# Thoughts on a JD 826D



## SimplicityFan

Hey Fellas,
Picked up a 826D off of CL today, really good deal $120.00
Very clean machine almost mint, muffler is pure silver not even a hint of rust. Can't have more than 10hours on it
Started after quite a few pulls(usual carb issues from sitting).
Anyway I was a little disappointed after seeing it up close. it seemed a lot lighter duty than other 826's I have seen.
Smaller tires, chute, and bucket. The handles feel a little flimsy and the rims are bolted on with small bolts no pins.
Anybody have any experience with this machine. Don't think we are going to get any more snow this winter for me to try it out.
Currently have 2 Simplicity 928's and a Toro Power Max 726(2 cycle) and the 826D doesn't look like it could come close to keeping up with them.
Would like to know what you guys think. Thanks


----------



## groomerz

Looks? 


Sent from my iPhone using Tapatalk


----------



## bad69cat

Yeah - they made those for a long period of time with many variations to them over the years..... they have definitely gotten to built more and more like MTD machines. Although I don't think it's MTD making them (yet?) Not as good as they were for sure


----------



## Kiss4aFrog

That 826D is likely a Murray.

.


----------



## GoBlowSnow

No. 826D is Ariens made. Murray made is TRS or TRD


----------



## GoBlowSnow

It's just a little brother to the 828D and 1032D 



https://www.machinerypete.com/details/snow-blowers/john-deere/826d/19633785


----------



## GoBlowSnow

This is a Murray built POS. https://www.google.com/search?q=Joh...IDygC&biw=2628&bih=1013#imgrc=W5voX2JObC28pM:


----------



## JLawrence08648

SimplicityFan said:


> Hey Fellas,
> Picked up a 826D off of CL today, really good deal $120.00
> Very clean machine almost mint, muffler is pure silver not even a hint of rust.
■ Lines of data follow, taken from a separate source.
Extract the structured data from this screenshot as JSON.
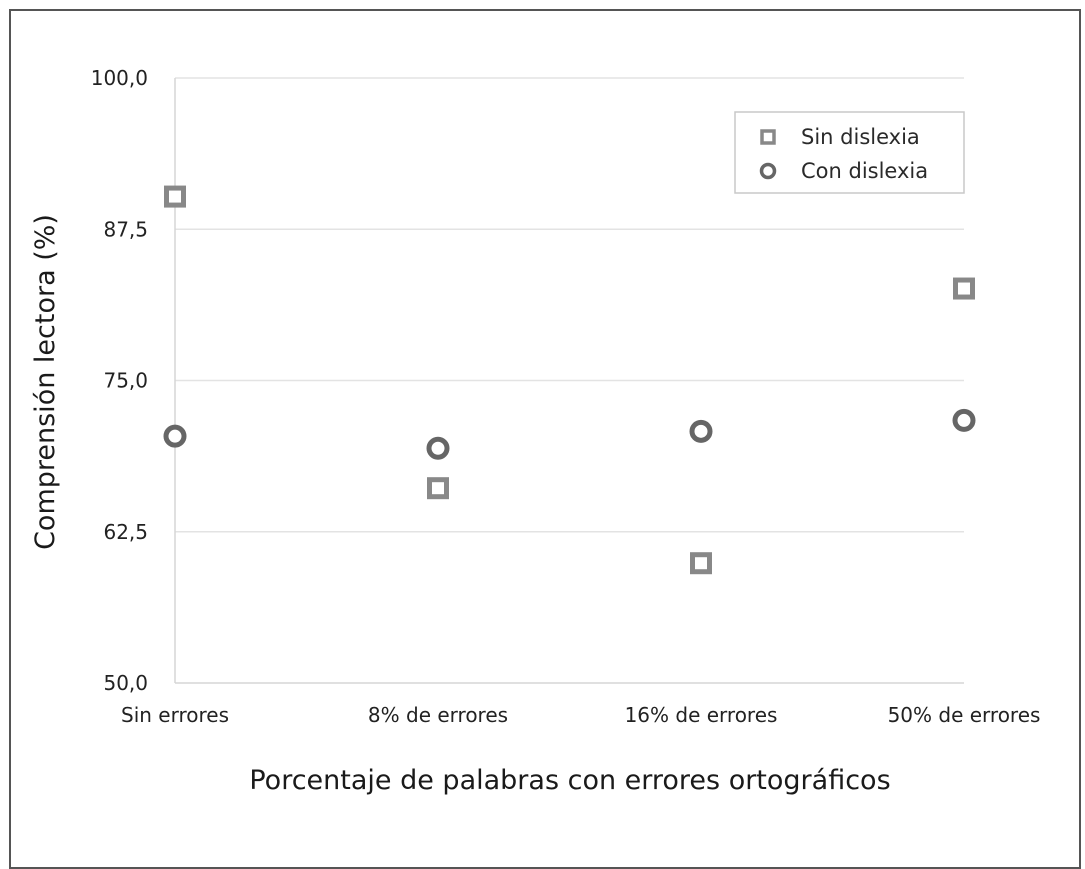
{
  "chart_data": {
    "type": "scatter",
    "title": "",
    "xlabel": "Porcentaje de palabras con errores ortográficos",
    "ylabel": "Comprensión lectora (%)",
    "categories": [
      "Sin errores",
      "8% de errores",
      "16% de errores",
      "50% de errores"
    ],
    "ylim": [
      50,
      100
    ],
    "yticks": [
      "50,0",
      "62,5",
      "75,0",
      "87,5",
      "100,0"
    ],
    "ytick_values": [
      50,
      62.5,
      75,
      87.5,
      100
    ],
    "grid": true,
    "legend_position": "top-right",
    "series": [
      {
        "name": "Sin dislexia",
        "marker": "square",
        "color": "#888888",
        "values": [
          90.2,
          66.1,
          59.9,
          82.6
        ]
      },
      {
        "name": "Con dislexia",
        "marker": "circle",
        "color": "#666666",
        "values": [
          70.4,
          69.4,
          70.8,
          71.7
        ]
      }
    ]
  }
}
Can't have more than 10hours on it
> Started after quite a few pulls(usual carb issues from sitting).
> Anyway I was a little disappointed after seeing it up close. it seemed a lot lighter duty than other 826's I have seen.
> Smaller tires, chute, and bucket. The handles feel a little flimsy and the rims are bolted on with small bolts no pins.
> Anybody have any experience with this machine. Don't think we are going to get any more snow this winter for me to try it out.
> Currently have 2 Simplicity 928's and a Toro Power Max 726(2 cycle) and the 826D doesn't look like it could come close to keeping up with them.
> Would like to know what you guys think. Thanks


The JD 826D is made by Ariens, the 826 or M826 or MO826 are John Deere, the TRS & TRX are made by Murray. The TRS has metal wheels with a pin & a bolt, the exit chute is rectangular with a plastic gear, and 2 plastic disks for chute turning.D

The Ariens made John Deere 826D has plastic wheels held by a 1/4" bolt on the inside, round chute turned near the top, the auger housing is small, narrow tires which is what you want for traction. It is a light machine.

It is not the machine a Simplicity is but can't be compared to the Toro. The 826D still is a good machine.


----------



## SimplicityFan

Thanks Fella's, especially J Lawrence and GoBloSnow you schooled me on JD snow blowers. I never would have thought Murray would be making machines for JD Thanks


----------